Ethiopia, arguably the most impoverished nation in the world, seems to encapsulate the “deprivations” laid out in the UNICEF report.

Most Americans probably associate Ethiopia with the famine of the 1980s and more or less assume life is bad there, but have no concept of how utterly impoverished the vast nation of 67 million is and how they are still feeling the after-effects of that natural disaster.

“You think [famine] it is a temporary thing that hits a country in one year and goes away, but that's not the case,” said Bjorn Ljungqvist, the UNICEF representative there. He explained that when there is a famine, a country may get an onslaught of food aid, but that is “not the kind of systematic support the country needs.”

Ethiopia has an estimated per capita income of $100 a year, only 20 percent of the population has adequate access to clean water, and only nine percent of women receive any kind of medical help when delivering babies.

Ljungqvist described the problems in Ethiopia as a “poverty trap,” and said that in terms of terms of “health, diseases — in almost all stakes — Ethiopia is among the worst in the world.”

“In these meager resources, the first victim is childhood,” Ljungqvist said.

Toll of war on children
Furthermore, UNICEF reported that political strife and poor governance leading to armed conflict have taken a serious toll on children.

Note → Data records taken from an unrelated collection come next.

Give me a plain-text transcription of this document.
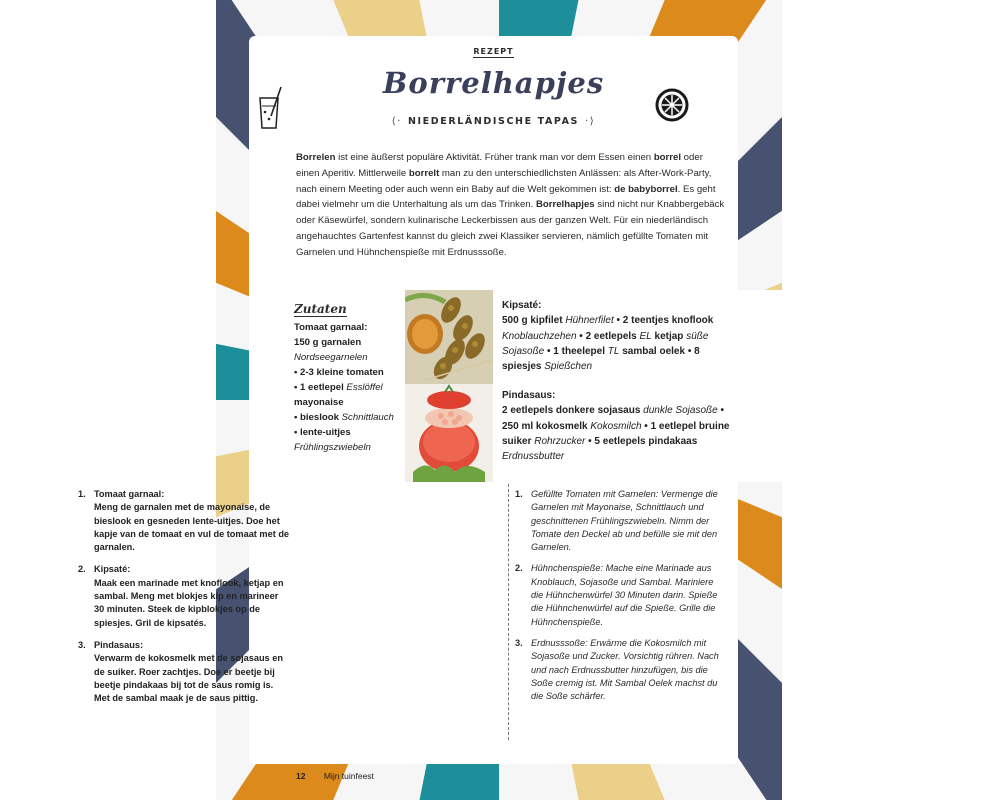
REZEPT
Borrelhapjes
⟨· NIEDERLÄNDISCHE TAPAS ·⟩
Borrelen ist eine äußerst populäre Aktivität. Früher trank man vor dem Essen einen borrel oder einen Aperitiv. Mittlerweile borrelt man zu den unterschiedlichsten Anlässen: als After-Work-Party, nach einem Meeting oder auch wenn ein Baby auf die Welt gekommen ist: de babyborrel. Es geht dabei vielmehr um die Unterhaltung als um das Trinken. Borrelhapjes sind nicht nur Knabbergebäck oder Käsewürfel, sondern kulinarische Leckerbissen aus der ganzen Welt. Für ein niederländisch angehauchtes Gartenfest kannst du gleich zwei Klassiker servieren, nämlich gefüllte Tomaten mit Garnelen und Hühnchenspieße mit Erdnusssoße.
Zutaten
Tomaat garnaal:
150 g garnalen Nordseegarnelen
• 2-3 kleine tomaten
• 1 eetlepel Esslöffel mayonaise
• bieslook Schnittlauch
• lente-uitjes Frühlingszwiebeln
Kipsaté:
500 g kipfilet Hühnerfilet • 2 teentjes knoflook Knoblauchzehen • 2 eetlepels EL ketjap süße Sojasoße • 1 theelepel TL sambal oelek • 8 spiesjes Spießchen
Pindasaus:
2 eetlepels donkere sojasaus dunkle Sojasoße • 250 ml kokosmelk Kokosmilch • 1 eetlepel bruine suiker Rohrzucker • 5 eetlepels pindakaas Erdnussbutter
1. Tomaat garnaal:
Meng de garnalen met de mayonaise, de bieslook en gesneden lente-uitjes. Doe het kapje van de tomaat en vul de tomaat met de garnalen.
2. Kipsaté:
Maak een marinade met knoflook, ketjap en sambal. Meng met blokjes kip en marineer 30 minuten. Steek de kipblokjes op de spiesjes. Gril de kipsatés.
3. Pindasaus:
Verwarm de kokosmelk met de sojasaus en de suiker. Roer zachtjes. Doe er beetje bij beetje pindakaas bij tot de saus romig is. Met de sambal maak je de saus pittig.
1. Gefüllte Tomaten mit Garnelen: Vermenge die Garnelen mit Mayonaise, Schnittlauch und geschnittenen Frühlingszwiebeln. Nimm der Tomate den Deckel ab und befülle sie mit den Garnelen.
2. Hühnchenspieße: Mache eine Marinade aus Knoblauch, Sojasoße und Sambal. Mariniere die Hühnchenwürfel 30 Minuten darin. Spieße die Hühnchenwürfel auf die Spieße. Grille die Hühnchenspieße.
3. Erdnusssoße: Erwärme die Kokosmilch mit Sojasoße und Zucker. Vorsichtig rühren. Nach und nach Erdnussbutter hinzufügen, bis die Soße cremig ist. Mit Sambal Oelek machst du die Soße schärfer.
12 Mijn tuinfeest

Nearly half of the 3.6 million people killed in war since 1990 have been children. One particularly disturbing fact cited in the report was that 55 out of 59 armed conflicts that took place between 1990 and 2003 involved war within, rather than between, countries.

The physical impact of death and destruction in war time is compounded for children that are forced to become child soldiers or are the victims of sexual violence as a result of conflict.

Furthermore, the systems that are in place to create safety and security break down in wartime. From law enforcement institutions, schools and health facilities, to families and communities – the structure and safety nets of peacetime break down and have a lasting effect on childhood.

Ethiopia, for example, has been in a relative state of peace since they ended a border war with Eritrea in 2000, yet according to Ljungqvist, the UNICEF representative, the aftereffects of war are still very much reverberating. From the large numbers of child orphans to landmines that have not gone away, Ethiopia is still very much feeling the severe after effects of war there.